Já me encontrava totalmente rendido ao livro “Boston: A Mais Longa das Maratonas” (Editora Arquipélago, 2018), escrito pelo jornalista Sérgio Xavier Filho, após ter percorrido as primeiras cinquenta páginas (a sensação como corredor amador lendo o livro era, sim, a de ter percorrido páginas), quando fui apresentado à incrível história de Kathrine Switzer, a primeira mulher a participar da Maratona de Boston, em 1967, numa época em que apenas homens podiam participar de provas de rua nos EUA.

    A história de Kathrine com a corrida teve início em 1960, quando se preparava para entrar no Ensino Médio. Certo dia, decidiu contar ao pai que gostaria de se tornar cheerleader da escola, e o que obteve como resposta nunca mais saiu de sua mente e fez muito mais sentido para ela. O pai disse: “Você não quer ser uma cheerleader, torcedores torcem por outras pessoas. Você quer é que torçam por você. A vida é participar, não assistir.”
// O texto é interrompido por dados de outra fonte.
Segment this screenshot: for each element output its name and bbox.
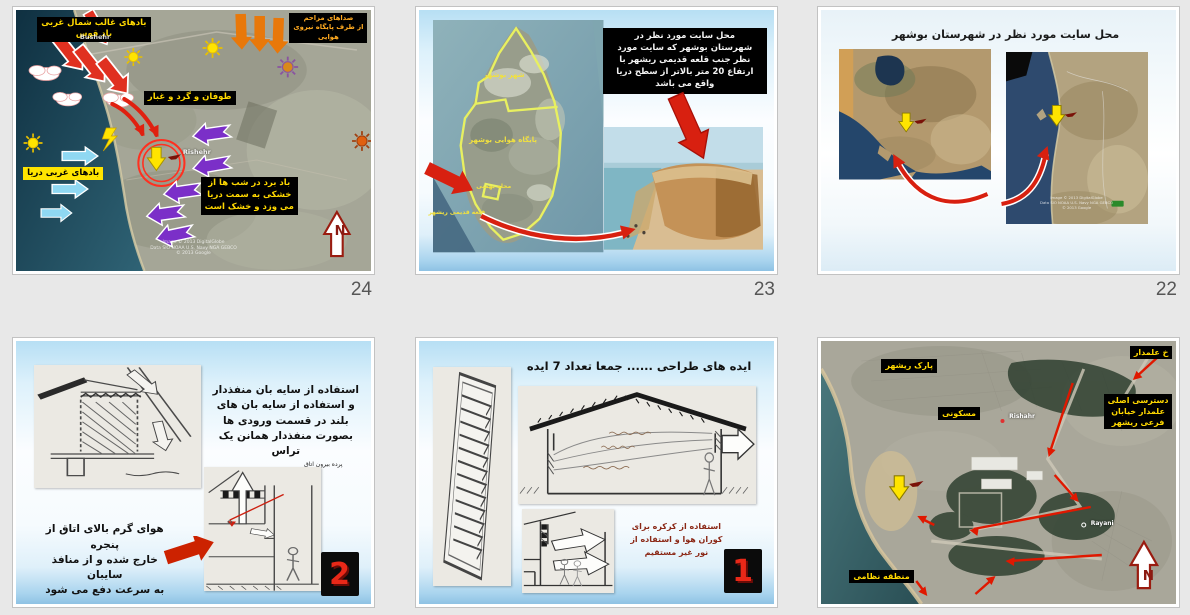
vent-detail-sketch (522, 509, 614, 593)
red-pointer-arrow (162, 536, 215, 568)
slide-thumbnail-24[interactable]: بادهای غالب شمال غربی باد قوس صداهای مزا… (12, 6, 375, 275)
slide-thumbnail-shading[interactable]: استفاده از سایه بان منفذدار و استفاده از… (12, 337, 375, 608)
label-alamdar-street: خ علمدار (1130, 346, 1173, 359)
compass-letter: N (335, 224, 346, 239)
label-night-land-breeze: باد برد در شب ها از خشکی به سمت دریا می … (201, 177, 298, 215)
label-noise: صداهای مزاحم از طرف پایگاه نیروی هوایی (289, 13, 367, 44)
map-label-castle: قلعه قدیمی ریشهر (424, 208, 489, 218)
coastal-zoom-map: Image © 2013 DigitalGlobe Data SIO NOAA … (1006, 52, 1148, 224)
rishahr-dot (1001, 419, 1005, 423)
slide-thumbnail-22[interactable]: محل سایت مورد نظر در شهرستان بوشهر Image (817, 6, 1180, 275)
louver-note: استفاده از کرکره برای کوران هوا و استفاد… (621, 521, 731, 559)
satellite-map-access (821, 341, 1176, 604)
slide-2-shading-idea: استفاده از سایه بان منفذدار و استفاده از… (16, 341, 371, 604)
label-rishehr-park: پارک ریشهر (881, 359, 937, 372)
idea-number-badge: 2 (321, 552, 359, 596)
map-label-airbase: پایگاه هوایی بوشهر (465, 135, 541, 147)
beach-photo (604, 127, 764, 250)
slide-number-23: 23 (415, 279, 775, 301)
site-description-box: محل سایت مورد نظر در شهرستان بوشهر که سا… (603, 28, 767, 93)
map-credits: Image © 2013 DigitalGlobe Data SIO NOAA … (115, 240, 271, 258)
slide-title: محل سایت مورد نظر در شهرستان بوشهر (857, 28, 1155, 41)
slide-rishehr-access-map: خ علمدار پارک ریشهر مسکونی دسترسی اصلی ع… (821, 341, 1176, 604)
map-label-rayani: Rayani (1091, 520, 1114, 527)
map-label-rishehr: Rishehr (183, 148, 211, 156)
map-label-bushehr-city: شهر بوشهر (479, 70, 528, 82)
map-label-bushehr: Bushehr (80, 33, 110, 41)
slide-24-wind-analysis: بادهای غالب شمال غربی باد قوس صداهای مزا… (16, 10, 371, 271)
slide-thumbnail-access-map[interactable]: خ علمدار پارک ریشهر مسکونی دسترسی اصلی ع… (817, 337, 1180, 608)
slide-number-22: 22 (817, 279, 1177, 301)
label-military-zone: منطقه نظامی (849, 570, 913, 583)
slide-title: ایده های طراحی ...... جمعا تعداد 7 ایده (518, 359, 759, 373)
shading-text: استفاده از سایه بان منفذدار و استفاده از… (211, 383, 360, 459)
hot-air-text: هوای گرم بالای اتاق از پنجره خارج شده و … (34, 522, 176, 598)
slide-sorter-canvas: { "palette": { "page_bg": "#e8e8e8", "re… (0, 0, 1190, 615)
label-west-sea-winds: بادهای غربی دریا (23, 167, 103, 181)
iran-overview-map (839, 49, 992, 180)
slide-thumbnail-ideas[interactable]: ایده های طراحی ...... جمعا تعداد 7 ایده (415, 337, 778, 608)
slide-23-site-location: شهر بوشهر پایگاه هوایی بوشهر محله بهمنی … (419, 10, 774, 271)
slide-1-design-ideas: ایده های طراحی ...... جمعا تعداد 7 ایده (419, 341, 774, 604)
house-section-sketch (518, 386, 756, 504)
label-residential: مسکونی (938, 407, 980, 420)
label-main-access: دسترسی اصلی علمدار خیابان فرعی ریشهر (1104, 394, 1173, 430)
map-label-bahmani: محله بهمنی (472, 182, 515, 192)
idea-number-badge: 1 (724, 549, 762, 593)
satellite-map-wind (16, 10, 371, 271)
map-credits: Image © 2013 DigitalGlobe Data SIO NOAA … (1031, 196, 1122, 211)
compass-letter: N (1143, 568, 1154, 584)
room-vent-sketch (204, 467, 321, 591)
slide-number-24: 24 (12, 279, 372, 301)
louver-sketch (433, 367, 511, 585)
label-storm-dust: طوفان و گرد و غبار (144, 91, 236, 105)
canopy-section-sketch (34, 365, 201, 489)
slide-22-region-location: محل سایت مورد نظر در شهرستان بوشهر Image (821, 10, 1176, 271)
slide-thumbnail-23[interactable]: شهر بوشهر پایگاه هوایی بوشهر محله بهمنی … (415, 6, 778, 275)
map-label-rishahr: Rishahr (1009, 413, 1035, 420)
    Kathrine passou a jogar hóquei pela equipe da escola, e a corrida começou a fazer parte de seu treino como uma forma de condicionar o corpo. Em pouco tempo, se encantou pelo esporte, mas não havia na época nenhuma equipe feminina de corrida. Passou, então, a treinar em um time masculino, onde conheceu seu treinador, Arnie Briggs.

    Briggs não se cansava de contar seus feitos na Maratona de Boston, que até hoje é a mais almejada por corredores de todo o mundo. Além de ser uma das maratonas mais desafiadoras no quesito percurso, correr Boston já é em si uma consagração para o corredor amador. Não é como outras das principais provas no mundo, em que o pagamento de uma inscrição e, no máximo, a dificuldade de um sorteio sejam um obstáculo para estar lá. Boston só aceita os bons. É preciso a comprovação de ter corrido uma maratona com índices de tempos baixíssimos de acordo com a sua faixa etária. Muita gente passa uma vida perseguindo esse índice, e foi inclusive a busca dessa marca que fez o autor Sérgio Xavier escrever o livro.
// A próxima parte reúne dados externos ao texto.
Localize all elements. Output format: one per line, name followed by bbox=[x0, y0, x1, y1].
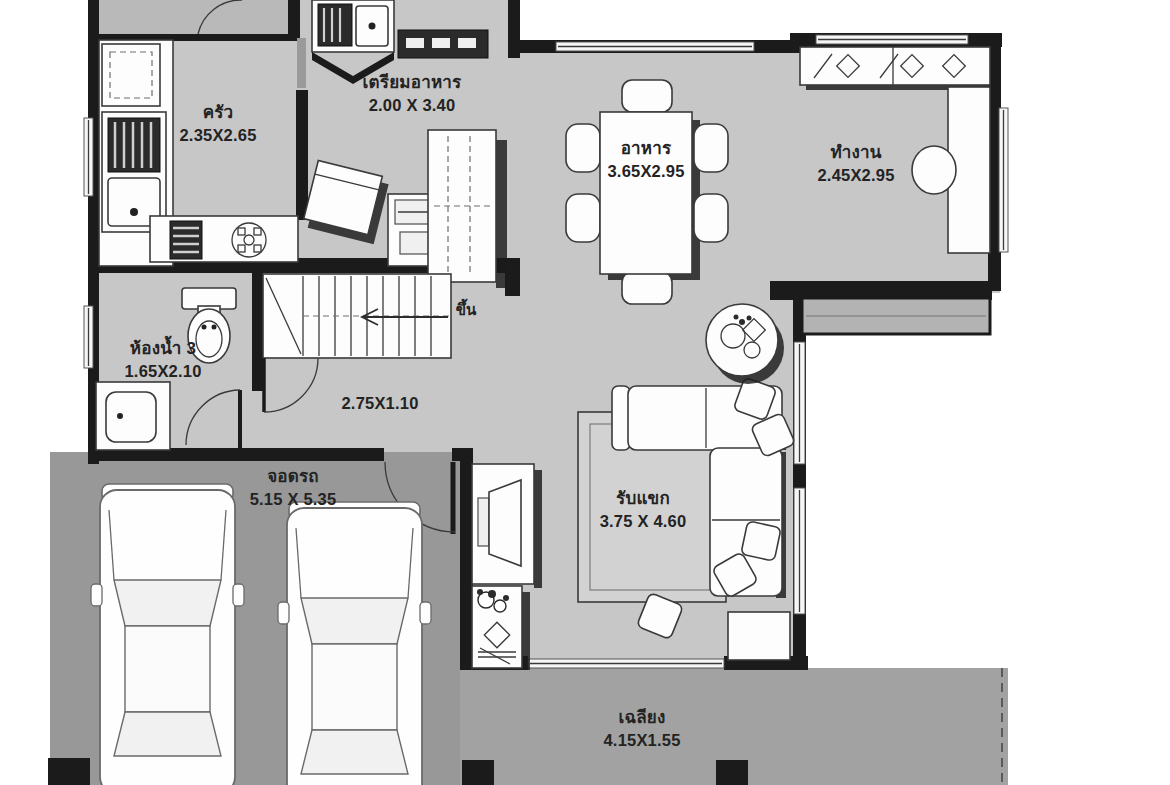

    Kathrine estava decidida a correr Boston. Quando contou ao seu treinador, lhe causou um susto tremendo. Briggs disse que mulheres eram fracas e frágeis e que não poderiam correr uma maratona. A reação de Kathrine foi treinar com mais afinco, e fez seu treinador garantir que, se ela suportasse os treinos, ele correria a prova ao seu lado. Para evitar a chance de uma recusa no ato da inscrição, colocou no formulário as iniciais de seu nome, K. V. Switzer.

    Na manhã da prova, com um moletom cinza com capuz e o enorme número 261 no peito, largou sem ser importunada. Na altura do quilômetro 3, do ônibus de imprensa que trazia também o diretor da prova, Jock Semple, alguém notou que se tratava de uma mulher. Vestindo calça e gravata, Sample desceu correndo do ônibus e passou a correr atrás de Kathrine, ordenando que ela entregasse o número e se retirasse da prova. Quando já estava próximo de conseguir tocá-la, Tom Miller, seu namorado, de 115 kg, conseguiu empurrá-lo, enquanto seu treinador gritava: “Vá e corra com tudo”.

    Kathrine Switzer com a sua medalha após completar a 121ª Maratona de Boston, em abril de 2017. (AP Photo/Elise Amendola).

    Apenas em 1972, após o feito de Kathrine, as mulheres passaram a ser aceitas nas provas de rua dos EUA. Com mais de 35 maratonas corridas, Kathrine criou programas esportivos para mulheres em 27 países. O número 261 ainda é utilizado como um símbolo de resistência feminina nos EUA. Escreveu o livro Marathon Woman e ainda viaja o mundo promovendo corridas e caminhadas femininas. Desde 2011, integra o seleto grupo pertencente à calçada da fama das mulheres dos Estados Unidos.